The Art of Not Breathing(31)



“This new hobby of yours, it hasn’t got anything to do with that boy, has it? The one you were with at the party?”

“No,” I lie. I’m worried he’ll tell Dad and that Dad will ground me for the rest of my life.

I feel a slight rush at keeping something from Dillon. It’s like I have power. If he can have secrets, then so can I.

Later, while I’m in the bath, I hear Dillon grunting through pushups in one room, and my parents arguing in another.

“What should I do, Celia? Leave you in bed to rot?” The floor creaks as he paces up and down.

“It’s hard for me, Colin. You don’t understand how hard.” Her words are slurred.

“Bullshit. How hard is it to pick up the dry cleaning from two streets away? And how hard is it to buy a carton of milk?”

“I thought you’d get milk on your way home,” she replies.

I feel bad about drinking it all, but there was nothing else.

“I need that f*cking jacket for tomorrow!”
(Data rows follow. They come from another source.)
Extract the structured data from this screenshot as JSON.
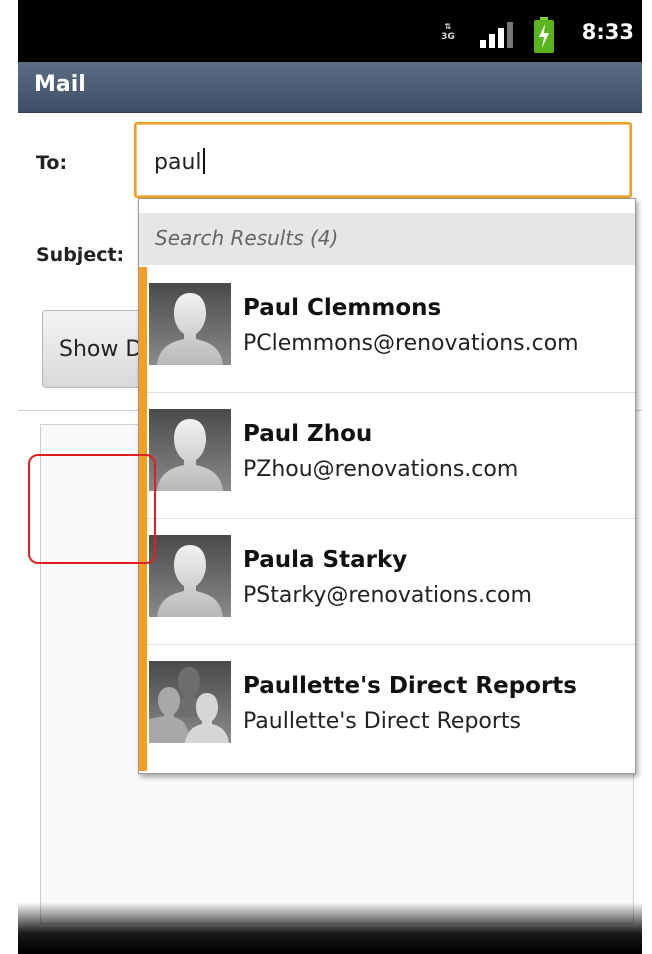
{
  "status_bar": {
    "network": "3G",
    "time": "8:33"
  },
  "app": {
    "title": "Mail"
  },
  "form": {
    "to_label": "To:",
    "to_value": "paul",
    "subject_label": "Subject:",
    "show_button_label": "Show D"
  },
  "dropdown": {
    "header": "Search Results (4)",
    "results": [
      {
        "name": "Paul Clemmons",
        "email": "PClemmons@renovations.com",
        "avatar": "person-icon"
      },
      {
        "name": "Paul Zhou",
        "email": "PZhou@renovations.com",
        "avatar": "person-icon"
      },
      {
        "name": "Paula Starky",
        "email": "PStarky@renovations.com",
        "avatar": "person-icon"
      },
      {
        "name": "Paullette's Direct Reports",
        "email": "Paullette's Direct Reports",
        "avatar": "group-icon"
      }
    ]
  },
  "colors": {
    "accent": "#f2a024",
    "title_bar": "#4a5d75",
    "highlight": "#e02020"
  }
}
I wince when my father swears. It doesn’t suit him. I reach up and turn on the cold tap. The water thunders down by the side of my head and I start to shiver. When the whole bath is freezing cold, I roll onto my stomach, take a deep breath, and plunge my head down. My chest spasms, but I fight it and fight it, keeping myself under by pressing my hands into the side of the tub. After thirty seconds, the pain subsides. There are no groans or grunts, no arguments. I’m only thinking about one thing—soaring along the seabed in a silver wetsuit.





12



TAY DIVES DOWN INTO THE CLEAR WATER, AND I WATCH HIM glide with his arms locked together out front. He looks beautiful and elegant. I feel like a cumbersome whale in the water. We are at a place called Sandwich Cove, up the coast past Rosemarkie beach, where no one will find us. To get here, you either take a boat from Rosemarkie pier or you trek across fields and through brambles. The seabed here is made of rocks, not sand, which is why the water looks so clear. It has a reddish tint when you look into it.

“You make it look so easy,” I say when he resurfaces.

“That’s because it is easy.”

I put my mask on and try again. I struggle against the current for a few seconds, then bob back to the surface.

“Stop fighting the water and just go with it. You’ve got to let it take you.”

“But I can’t go down.”

“Who says anything about going down? As soon as you’re under, that’s it.”

Frustrated, I push away from him, slightly out to sea, and launch myself down to the bottom. It’s not that deep, but as soon as I get to the seabed I grab a rock and hold myself, belly down, on the floor. The seconds tick by. I brace myself for the memories to flood my mind. The rocks down here are jagged and dig into my hands, but I grip them tight. Some of them are covered in a wispy kind of seaweed that looks like parsley, not at all like the big bits of kelp along the shore and in the harbor. The parsley swishes about in the current. There are shells, too, stuck to the rocks, purple ones, black ones, and white speckled ones. The images don’t come, and I’m annoyed but also relieved. Down here, I’m not a loser. I’m also a lot lighter. I move my head from side to side, swishing my hair about. I pop a couple of bubbles from my mouth and watch them float up.

When I burst through the surface, Tay is there, clapping.

“Two minutes. You’re almost as good as me.”

We swim out a bit farther. I’m starting to get cold, but I don’t want to leave.

“What’s the deepest you’ve gone?”

Tay tilts his head back into the water. “I don’t know. Why is everyone so obsessed with how deep?”

“Isn’t that what it’s about?”

He lifts his head and flicks water in my face on purpose.

“No. Not at all. Come on—let’s dive.” He grabs my shoulder.

“How deep is it here?”

Tay sighs. “About twelve meters, but we’re not going to the bottom.”

From here I can see the lighthouse on the Point. I can just about make out small dots on the beach. Dolphin watchers.

“What about out there?” I ask, pointing toward the bit of water just away from the lighthouse, where Dillon used to swim, where the dolphins show off.

I feel Tay’s fingers tighten around my shoulder.

“Deeper,” he says. “There’s a drop-off. It goes to about forty-three meters.”

I shiver. “Ever been?”

“Nah, nothing to see down there. Right—enough talking. Let’s go under.”

The drop-off. The very bottom of the bay. I picture the seabed gently sloping away from the shore and then suddenly falling away. That’s where I need to go. That’s where Eddie would have gone.

“Elsie, come on.”

I notice I’ve been holding my breath. I let it out and tear my eyes away from the Point, refocusing my attention on Tay. It’s not that hard. I could look at him all day.

I take three deep breaths, like Tay does, then dive down. I kick and kick, but I seem to move only horizontally. I give up and wait on the surface for Tay. I watch his shadow dart about and count three minutes, and I don’t even know how long he was down before I started counting. When he surfaces, he looks like he’s been on some kind of magical experience. His eyes are glazed and shiny. He puts his arms around me and kisses me on the mouth. He tastes of salt.